Das Landessozialgericht Hamburg hat im Urteil vom 23.2.2017 (L 4 AS 135/15) zur Fachanweisung zu § 22 Abs. 6 und 8 SGB II Gewährung und Rückforderung kommunaler Darlehen vom 14.09.2011 (Gz.: SI 233/111.10-3-8-1) ausgeführt:

„Der Darlehensbescheid vom 17. September ist rechtswidrig, weil der Beklagte bei der Entscheidung über die Form der Kautionsgewährung kein Ermessen ausgeübt hat, obwohl er dazu verpflichtet gewesen wäre.
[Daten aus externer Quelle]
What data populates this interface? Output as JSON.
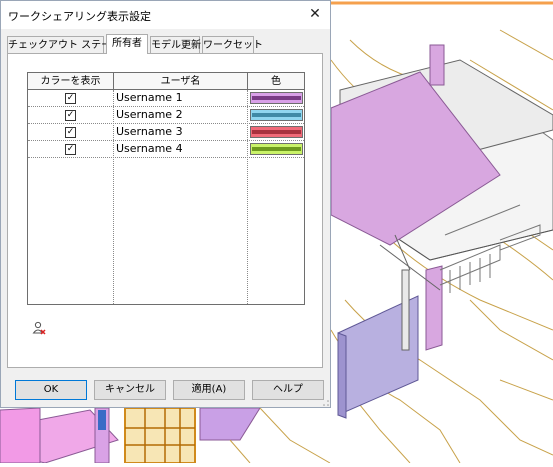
{
  "dialog": {
    "title": "ワークシェアリング表示設定",
    "close_icon": "close-icon"
  },
  "tabs": [
    {
      "label": "チェックアウト ステータス",
      "active": false
    },
    {
      "label": "所有者",
      "active": true
    },
    {
      "label": "モデル更新",
      "active": false
    },
    {
      "label": "ワークセット",
      "active": false
    }
  ],
  "table": {
    "headers": [
      "カラーを表示",
      "ユーザ名",
      "色"
    ],
    "rows": [
      {
        "checked": true,
        "check_glyph": "✓",
        "username": "Username 1",
        "color": "#d9a0e8",
        "stripe": "#7a3b86"
      },
      {
        "checked": true,
        "check_glyph": "✓",
        "username": "Username 2",
        "color": "#8fd6ef",
        "stripe": "#3f8aa6"
      },
      {
        "checked": true,
        "check_glyph": "✓",
        "username": "Username 3",
        "color": "#f06a78",
        "stripe": "#a8323f"
      },
      {
        "checked": true,
        "check_glyph": "✓",
        "username": "Username 4",
        "color": "#c9f268",
        "stripe": "#6d9a1d"
      }
    ]
  },
  "icons": {
    "remove_user": "remove-user-icon"
  },
  "buttons": {
    "ok": "OK",
    "cancel": "キャンセル",
    "apply": "適用(A)",
    "help": "ヘルプ"
  },
  "colors": {
    "accent": "#0078d7",
    "model_magenta": "#d8a7e0",
    "model_purple": "#b8b0e0",
    "model_orange": "#f5a04d"
  }
}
Gemäß § 22 Abs. 6 Satz 3 SGB II in der hier anwendbaren Fassung vom 13. Mai 2011 soll eine Mietkaution als Darlehen erbracht werden. Damit ist die Mietkaution im Regelfall als Darlehen zu gewähren, in atypischen Fällen hat der Leistungsträger hingegen ein Ermessen hinsichtlich der Form der Gewährung der Kaution. Zu Recht ist das Sozialgericht davon ausgegangen, dass hier ein atypischer Fall vorgelegen hat, der dem Beklagten ein Ermessen eröffnete.
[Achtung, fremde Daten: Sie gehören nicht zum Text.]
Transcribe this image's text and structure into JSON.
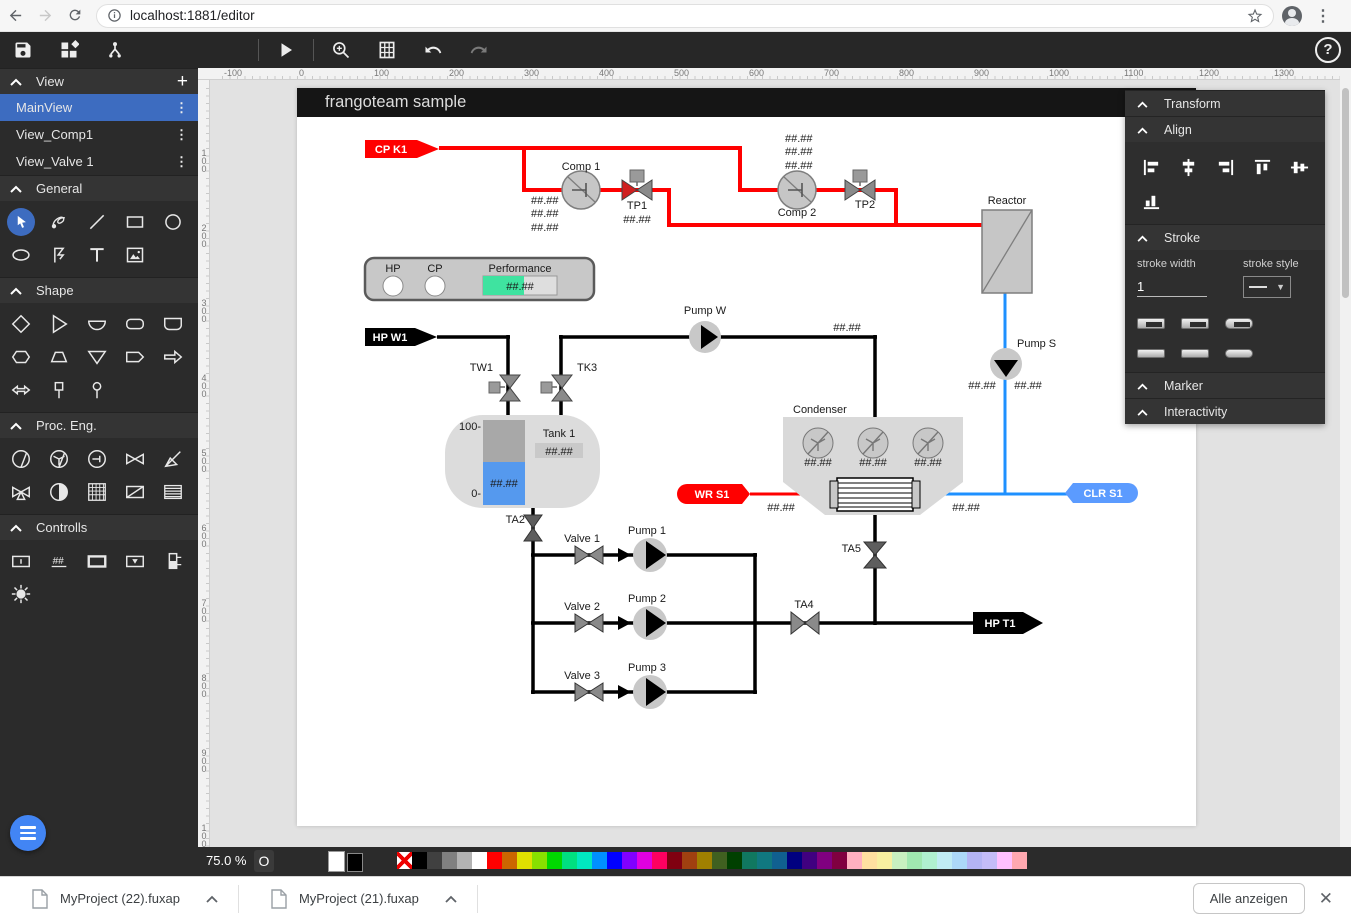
{
  "browser": {
    "url": "localhost:1881/editor"
  },
  "sidebar": {
    "view": {
      "title": "View",
      "items": [
        {
          "label": "MainView",
          "selected": true
        },
        {
          "label": "View_Comp1",
          "selected": false
        },
        {
          "label": "View_Valve 1",
          "selected": false
        }
      ]
    },
    "general_title": "General",
    "shape_title": "Shape",
    "proceng_title": "Proc. Eng.",
    "controls_title": "Controlls"
  },
  "rulers": {
    "h_labels": [
      "-100",
      "0",
      "100",
      "200",
      "300",
      "400",
      "500",
      "600",
      "700",
      "800",
      "900",
      "1000",
      "1100",
      "1200",
      "1300"
    ],
    "v_labels": [
      "100",
      "200",
      "300",
      "400",
      "500",
      "600",
      "700",
      "800",
      "900",
      "1000"
    ]
  },
  "canvas": {
    "title": "frangoteam sample",
    "value_placeholder": "##.##",
    "tags": {
      "cpk1": "CP K1",
      "hpw1": "HP W1",
      "wrs1": "WR S1",
      "clrs1": "CLR S1",
      "hpt1": "HP T1"
    },
    "labels": {
      "comp1": "Comp 1",
      "tp1": "TP1",
      "comp2": "Comp 2",
      "tp2": "TP2",
      "reactor": "Reactor",
      "pumpw": "Pump W",
      "pumps": "Pump S",
      "condenser": "Condenser",
      "tank": "Tank 1",
      "tw1": "TW1",
      "tk3": "TK3",
      "ta2": "TA2",
      "ta4": "TA4",
      "ta5": "TA5",
      "valve1": "Valve 1",
      "valve2": "Valve 2",
      "valve3": "Valve 3",
      "pump1": "Pump 1",
      "pump2": "Pump 2",
      "pump3": "Pump 3",
      "hp": "HP",
      "cp": "CP",
      "performance": "Performance",
      "scale_max": "100-",
      "scale_min": "0-"
    },
    "colors": {
      "pipe_red": "#FF0000",
      "pipe_blue": "#1E90FF",
      "pipe_black": "#000000",
      "tag_blue": "#5B9BFF",
      "device_fill": "#C6C6C6",
      "device_stroke": "#7E7E7E",
      "tank_fill": "#DCDCDC",
      "level_blue": "#5599EE",
      "perf_green": "#3FE3A0"
    }
  },
  "right_panel": {
    "transform": "Transform",
    "align": "Align",
    "stroke": {
      "title": "Stroke",
      "width_label": "stroke width",
      "width_value": "1",
      "style_label": "stroke style"
    },
    "marker": "Marker",
    "interactivity": "Interactivity"
  },
  "statusbar": {
    "zoom": "75.0 %",
    "origin": "O",
    "palette": [
      "none",
      "#000000",
      "#404040",
      "#808080",
      "#B3B3B3",
      "#FFFFFF",
      "#FF0000",
      "#CC6600",
      "#E0E000",
      "#88E000",
      "#00D800",
      "#00E080",
      "#00E8C0",
      "#0090FF",
      "#0000FF",
      "#8000FF",
      "#E000E0",
      "#FF0060",
      "#800010",
      "#A04010",
      "#A08000",
      "#406020",
      "#004000",
      "#107860",
      "#107880",
      "#106090",
      "#000080",
      "#400080",
      "#800080",
      "#800040",
      "#FFB0C0",
      "#FFE0A0",
      "#F8F0A0",
      "#C8F0C0",
      "#A0E8B0",
      "#B0F0D0",
      "#C0ECF4",
      "#ACD8F8",
      "#B4B4F4",
      "#C4BCF8",
      "#FFC0FF",
      "#FFA8B0"
    ]
  },
  "downloads": {
    "files": [
      {
        "name": "MyProject (22).fuxap"
      },
      {
        "name": "MyProject (21).fuxap"
      }
    ],
    "show_all": "Alle anzeigen"
  }
}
Ein atypischer Fall ist dann anzunehmen, wenn sich die Situation des Betroffenen deutlich von derjenigen anderer Leistungsberechtigter unterscheidet und es deshalb nicht gerechtfertigt erscheint, ihn mit den typischen Folgen eines Darlehens zu belasten. Dabei ist es zur Überzeugung des Senats nicht ausreichend, allein auf die Frage der Zumutbarkeit einer Belastung mit (weiteren) Schulden abzustellen. Hiervon scheint aber die für den Beklagten maßgebliche Fachanweisung der Behörde für Arbeit, Soziales, Familie und Integration (BASFI) zu § 22 Abs. 6 und 8 SGB II – Gewährung und Rückforderung kommunaler Darlehen vom 14. September 2011 (Gz.: SI 233/111.10-3-8-1) auszugehen. In dieser werden unter Ziffer 2.1.3.1 als atypische Ausnahmefälle nur solche anerkannt, bei denen eine Gewährung als Darlehen den Abbau von Integrationshemmnissen gefährden würde. Wörtlich heißt es dort: „Die Bewilligung der unter Ziff. 2.1.2.1 aufgeführten Leistungen als Beihilfe ist nur in folgenden atypischen Ausnahmefällen, bei denen eine Gewährung als Darlehen den Abbau von Integrationshemmnissen gefährden würde, denkbar: • bei Gefährdung der Ergebnisse einer lfd. Schuldnerberatung • bei Einleitung oder Eröffnung eines Privatinsolvenzverfahrens • bei eidesstattlicher Versicherung über Vermögenslosigkeit • bei langfristigen Rückzahlungsverpflichtungen aufgrund früherer Hilfedarlehen.“

Diese Sichtweise greift in zweierlei Hinsicht zu kurz: Zum einen kann im Einzelfall nicht bzw. nicht nur die Belastung mit weiteren Schulden, sondern auch die Tilgung des Darlehens durch Aufrechnung mit dem Leistungsanspruch unzumutbar sein. Die Aufrechnung führt im Ergebnis dazu, dass der Leistungsberechtigte jeden Monat einer Kürzung seiner Leistungen um 10% des Regelbedarfs ausgesetzt ist und dies – je nach Höhe der Mietkaution – u.U. für einen Zeitraum von mehreren Jahren. Diese Kürzung der laufenden Leistung mag zwar im Regelfall hinzunehmen sein, doch ist zu prüfen, ob sie aufgrund der Besonderheiten des Einzelfalls unzumutbar ist. Durch eine Einbeziehung dieser Überlegungen in die Prüfung des atypischen Falls kann zugleich den Bedenken hinsichtlich der Verfassungskonformität des § 42a SGB II in Hinblick auf Mietkautionen (vgl. hierzu Conradis, in: LPK-SGB II, § 42a Rn. 17; LSG Berlin-Brandenburg, Beschluss vom 18.11.2013 – L 10 AS 1793/13 B PKH; Thüringer LSG, Beschluss vom 2.1.2014 – L 9 AS 1089/13 B; SG Berlin, Beschluss vom 30.9.2011 – S 37 AS 24431/11 ER; auch das BSG hat in seinem Beschluss vom 29.6.2015 – B 4 AS 11/14 R Zweifel daran geäußert, ob Mietkautionsdarlehen bedingungslos der Regelung des § 42a SGB II unterfallen; keine verfassungsrechtlichen Bedenken sehen hingegen das LSG Berlin-Brandenburg in seinem Urteil vom 12.3.2015 – L 20 AS 261/13 und das LSG Baden-Württemberg, Urteil vom 18.9.2013 – L 3 AS 5184/12) Rechnung getragen werden.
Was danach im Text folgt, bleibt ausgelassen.